Junior pigeonholed ‘Divine’ as a “sitting-down song” and thought it had finished when the beat broke down in the middle. Maybe that would’ve been the moment for M Tellier to sneak off and leave the floor for the mighty Andy Abraham.
No one actually realised that we needed a reworking of ‘Video Killed The Radio Star’, but need it we did, and at this point in time these glossy disco-techno robot chiefs were the men to bring it to life. ‘Digital Love’ tickles the underbelly of naff, wraps it in fake-fur and plasters it with thousands of tiny mirrors. Yes, it’s a hugely uncool mirrorball of a dancefloor clearer, doing more for the synthesised electric guitar than any record since ABBA’s we-really-should-be-going-now farewell single ‘Under Attack’.
Junior’s mum and I are the biggest ‘Digital Love’ fans this side of Justice. Junior herself wasn’t so sure. This was played in my absence and I’m told that comments ranged, rather narrowly, from “Too loud, Mummy” via “Stop singing, Mummy” to “Stop dancing, Mummy”. On being told that a guitar solo was coming up, she replied “I don’t like guitar”. Anyone who’s seen her pulling Gary Moore faces while wielding the plastic Stratocaster will know that’s a blatant lie. Must have been one of those days.
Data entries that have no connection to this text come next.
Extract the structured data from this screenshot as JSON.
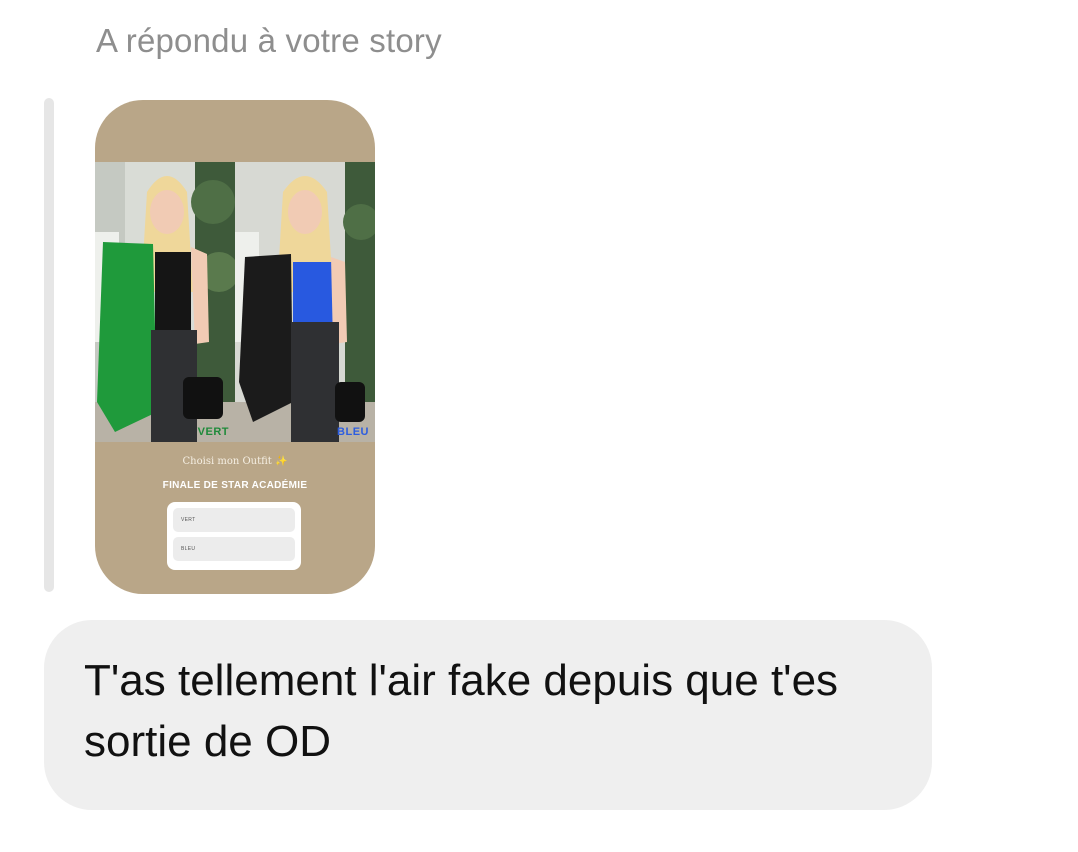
{
  "conversation": {
    "reply_context": "A répondu à votre story"
  },
  "story": {
    "caption": "Choisi mon Outfit ✨",
    "headline": "FINALE DE STAR ACADÉMIE",
    "left_photo_label": "VERT",
    "right_photo_label": "BLEU",
    "poll_options": [
      "VERT",
      "BLEU"
    ],
    "background_color": "#b9a688"
  },
  "message": {
    "text": "T'as tellement l'air fake depuis que t'es sortie de OD"
  }
}
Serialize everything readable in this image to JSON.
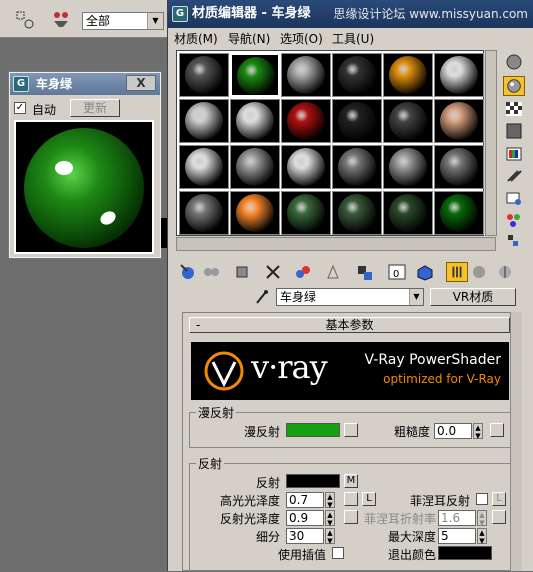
{
  "bg_toolbar": {
    "dropdown_value": "全部"
  },
  "mini_window": {
    "title": "车身绿",
    "close_label": "X",
    "auto_label": "自动",
    "update_label": "更新",
    "auto_checked": true
  },
  "main_window": {
    "title": "材质编辑器 - 车身绿",
    "watermark": "思缘设计论坛 www.missyuan.com",
    "menu": [
      "材质(M)",
      "导航(N)",
      "选项(O)",
      "工具(U)"
    ]
  },
  "toolbar": {
    "material_name": "车身绿",
    "type_button": "VR材质"
  },
  "params": {
    "rollout_title": "基本参数",
    "banner_title": "V-Ray PowerShader",
    "banner_subtitle": "optimized for V-Ray",
    "logo_text": "v·ray",
    "diffuse_group": "漫反射",
    "diffuse_label": "漫反射",
    "diffuse_color": "#15a00f",
    "roughness_label": "粗糙度",
    "roughness_value": "0.0",
    "reflect_group": "反射",
    "reflect_label": "反射",
    "reflect_color": "#000000",
    "reflect_m": "M",
    "hilight_gloss_label": "高光光泽度",
    "hilight_gloss_value": "0.7",
    "lock_l": "L",
    "fresnel_label": "菲涅耳反射",
    "fresnel_l": "L",
    "refl_gloss_label": "反射光泽度",
    "refl_gloss_value": "0.9",
    "fresnel_ior_label": "菲涅耳折射率",
    "fresnel_ior_value": "1.6",
    "subdivs_label": "细分",
    "subdivs_value": "30",
    "max_depth_label": "最大深度",
    "max_depth_value": "5",
    "use_interp_label": "使用插值",
    "exit_color_label": "退出颜色",
    "exit_color": "#000000"
  }
}
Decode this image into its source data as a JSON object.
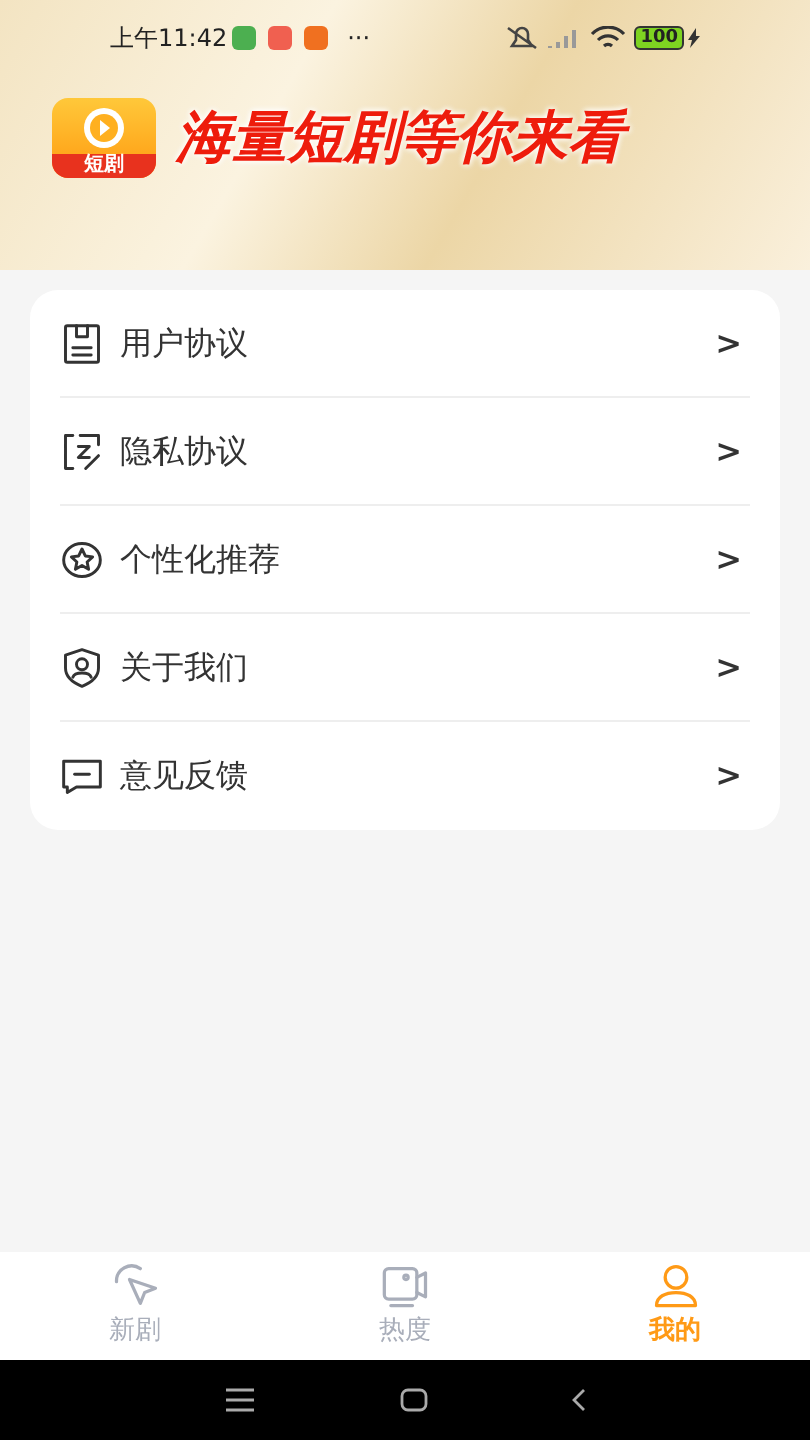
{
  "status_bar": {
    "time": "上午11:42",
    "more": "···",
    "battery": "100"
  },
  "banner": {
    "logo_text": "短剧",
    "slogan": "海量短剧等你来看"
  },
  "menu": [
    {
      "kind": "document",
      "label": "用户协议",
      "arrow": ">"
    },
    {
      "kind": "edit",
      "label": "隐私协议",
      "arrow": ">"
    },
    {
      "kind": "star",
      "label": "个性化推荐",
      "arrow": ">"
    },
    {
      "kind": "shield",
      "label": "关于我们",
      "arrow": ">"
    },
    {
      "kind": "message",
      "label": "意见反馈",
      "arrow": ">"
    }
  ],
  "tabs": [
    {
      "kind": "new",
      "label": "新剧",
      "selected": false
    },
    {
      "kind": "hot",
      "label": "热度",
      "selected": false
    },
    {
      "kind": "mine",
      "label": "我的",
      "selected": true
    }
  ]
}
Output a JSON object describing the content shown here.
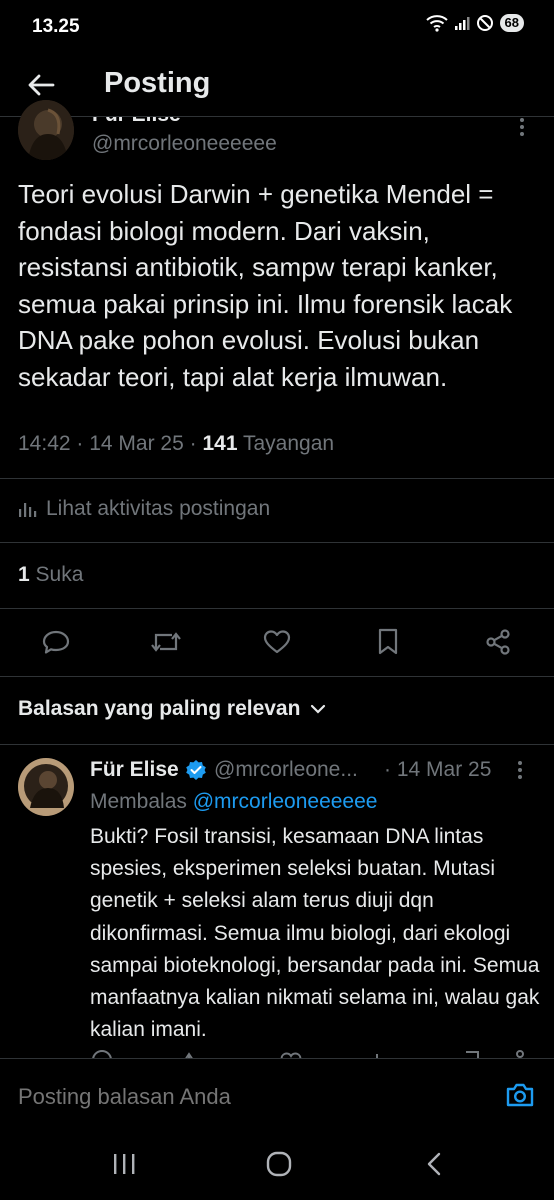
{
  "status_bar": {
    "time": "13.25",
    "battery": "68"
  },
  "header": {
    "title": "Posting"
  },
  "post": {
    "author_name": "Für Elise",
    "handle": "@mrcorleoneeeeee",
    "text": "Teori evolusi Darwin + genetika Mendel = fondasi biologi modern. Dari vaksin, resistansi antibiotik, sampw terapi kanker, semua pakai prinsip ini. Ilmu forensik lacak DNA pake pohon evolusi. Evolusi bukan sekadar teori, tapi alat kerja ilmuwan.",
    "time": "14:42",
    "date": "14 Mar 25",
    "views_count": "141",
    "views_label": "Tayangan",
    "activity_label": "Lihat aktivitas postingan",
    "likes_count": "1",
    "likes_label": "Suka"
  },
  "replies_sort": {
    "label": "Balasan yang paling relevan"
  },
  "reply": {
    "author_name": "Für Elise",
    "handle": "@mrcorleone...",
    "date": "· 14 Mar 25",
    "replying_label": "Membalas",
    "replying_to": "@mrcorleoneeeeee",
    "text": "Bukti? Fosil transisi, kesamaan DNA lintas spesies, eksperimen seleksi buatan. Mutasi genetik + seleksi alam terus diuji dqn dikonfirmasi. Semua ilmu biologi, dari ekologi sampai bioteknologi, bersandar pada ini. Semua manfaatnya kalian nikmati selama ini, walau gak kalian imani."
  },
  "composer": {
    "placeholder": "Posting balasan Anda"
  },
  "colors": {
    "background": "#000000",
    "text": "#e7e9ea",
    "muted": "#71767b",
    "accent": "#1d9bf0",
    "divider": "#2f3336"
  },
  "icons": {
    "back": "arrow-left-icon",
    "verified": "verified-badge-icon",
    "more": "more-vertical-icon",
    "activity": "bar-chart-icon",
    "reply": "reply-icon",
    "repost": "repost-icon",
    "like": "heart-icon",
    "bookmark": "bookmark-icon",
    "share": "share-icon",
    "sort": "chevron-down-icon",
    "camera": "camera-icon"
  }
}
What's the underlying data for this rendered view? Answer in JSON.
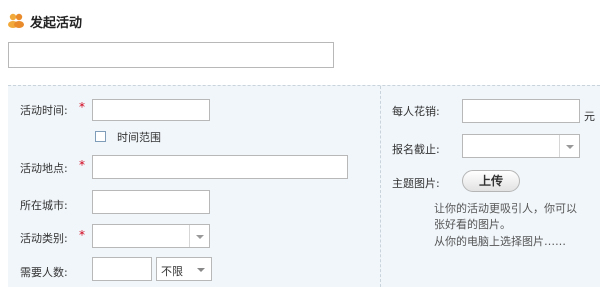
{
  "header": {
    "title": "发起活动",
    "icon": "people-icon"
  },
  "title_input": {
    "value": ""
  },
  "left": {
    "time_label": "活动时间:",
    "time_range_label": "时间范围",
    "location_label": "活动地点:",
    "city_label": "所在城市:",
    "category_label": "活动类别:",
    "people_label": "需要人数:",
    "people_limit_selected": "不限"
  },
  "right": {
    "cost_label": "每人花销:",
    "cost_unit": "元",
    "deadline_label": "报名截止:",
    "image_label": "主题图片:",
    "upload_button": "上传",
    "hint_line1": "让你的活动更吸引人，你可以",
    "hint_line2": "张好看的图片。",
    "hint_line3": "从你的电脑上选择图片‥‥‥"
  },
  "required_mark": "*",
  "colors": {
    "required": "#d0021b",
    "panel_bg": "#f1f6fa",
    "border": "#b8b8b8"
  }
}
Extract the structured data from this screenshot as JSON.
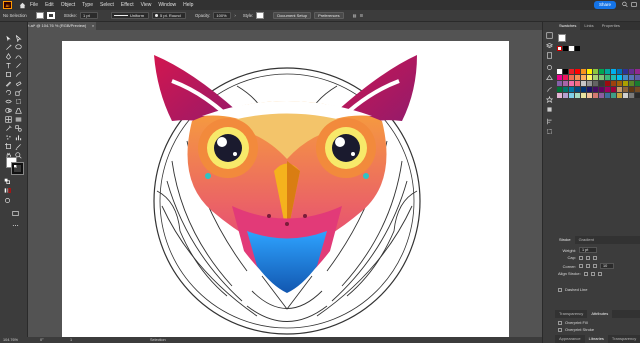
{
  "app": {
    "logo": "Ai",
    "colors": {
      "accent": "#1473e6",
      "logo": "#ff9a00"
    }
  },
  "menubar": {
    "items": [
      "File",
      "Edit",
      "Object",
      "Type",
      "Select",
      "Effect",
      "View",
      "Window",
      "Help"
    ],
    "share_label": "Share"
  },
  "control": {
    "selection": "No Selection",
    "stroke_label": "Stroke:",
    "stroke_weight": "1 pt",
    "profile": "Uniform",
    "brush": "5 pt. Round",
    "opacity_label": "Opacity:",
    "opacity": "100%",
    "style_label": "Style:",
    "doc_setup": "Document Setup",
    "preferences": "Preferences"
  },
  "document": {
    "tab_title": "47 Art.ai* @ 104.76 % (RGB/Preview)",
    "close": "×"
  },
  "panel": {
    "tabs": [
      "Swatches",
      "Links",
      "Properties"
    ],
    "stroke_tabs": [
      "Stroke",
      "Gradient"
    ],
    "weight_label": "Weight:",
    "weight_value": "1 pt",
    "cap_label": "Cap:",
    "corner_label": "Corner:",
    "limit_value": "10",
    "align_label": "Align Stroke:",
    "dashed_label": "Dashed Line",
    "bottom_tabs": [
      "Transparency",
      "Appearance"
    ],
    "attributes_tab": "Attributes",
    "overprint_fill": "Overprint Fill",
    "overprint_stroke": "Overprint Stroke",
    "footer_tabs": [
      "Appearance",
      "Libraries",
      "Transparency"
    ]
  },
  "status": {
    "zoom": "104.76%",
    "rotation": "0°",
    "page": "1",
    "mode": "Selection"
  },
  "swatch_colors": [
    "#ffffff",
    "#000000",
    "#ed1c24",
    "#ff0000",
    "#f7941d",
    "#fff200",
    "#8dc63f",
    "#00a651",
    "#00a99d",
    "#00aeef",
    "#0072bc",
    "#2e3192",
    "#662d91",
    "#92278f",
    "#ec008c",
    "#ed145b",
    "#f26c4f",
    "#f68e56",
    "#fbaf5d",
    "#fff568",
    "#acd373",
    "#7cc576",
    "#3cb878",
    "#1cbbb4",
    "#00bff3",
    "#448ccb",
    "#5674b9",
    "#605ca8",
    "#8560a8",
    "#a864a8",
    "#f06eaa",
    "#f26d7d",
    "#c6c6c6",
    "#959595",
    "#636363",
    "#363636",
    "#9e0b0f",
    "#a0410d",
    "#a36209",
    "#aba000",
    "#598527",
    "#197b30",
    "#007236",
    "#00746b",
    "#0076a3",
    "#004a80",
    "#003471",
    "#1b1464",
    "#440e62",
    "#630460",
    "#9e005d",
    "#9e0039",
    "#c69c6d",
    "#8c6239",
    "#603913",
    "#754c24",
    "#e3b5d3",
    "#b5a0d0",
    "#7fd0e8",
    "#a6dcc3",
    "#e8e2a0",
    "#f2c29b",
    "#d57870",
    "#8c5d9e",
    "#3f6e9d",
    "#3f9d86",
    "#c8a23c",
    "#d0d0d0",
    "#7a7a7a",
    "#2b2b2b"
  ]
}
Daft Punk were all about da funk and da cut-up grooves and da samples and da general messiness – and then along came second album Discovery and it was all shiny beats and bass so clean you could use it as a straw. After the outrageous party filter disco of 2000’s ‘One More Time’ wiped out the less extrovert Homework fans, along came ‘Aerodynamic’ to scare off the rest with widdly Yngwie Malmsteen guitars and just-this-side-of-naff classical fancies. Somehow, it ROCKED.
Junior’s an old slowhand at the air guitar so was happy to demonstrate her prowess; she learned how to say “Daft Punk” before doing the unprecedented (I think – someone check the archives) and asking for the track to be played again. Above all, she was very taken with the CD cover and propped it up next to her paintbox on her little table. She admired the name rendered in glossiest mercury, a visual aid to da Punk’s wild, bright, fluid, new disco palette.
Not for the first time this week, Junior retrieved the Spice Girls’ ‘Wannabe’ from the CD shelves and tried to stick it in the player. Not good news for Justice. Happily, they’re wannabes themselves – wannabe Daft Punks – so this was heavy irony, toddler-style.
I know we’ve mentioned Daft Punk quite enough for one Top 20, particularly one in which they don’t actually appear. Sorry about the spoiler. Anyway, they have to be invoked here because while they’ve been fannying around making dreadful albums and eye-wateringly boring (I’m told) films, Justice have bounced in on a filter-disco spacehopper and stolen their thunder. And they’re French, of course. ‘D.A.N.C.E.’ makes childlike vocals sound good, puts the house back in funk – and indeed the funk back in house – and spells out “P.Y.T.” and “B.E.A.T.” with bare face. Yes, it’s fun.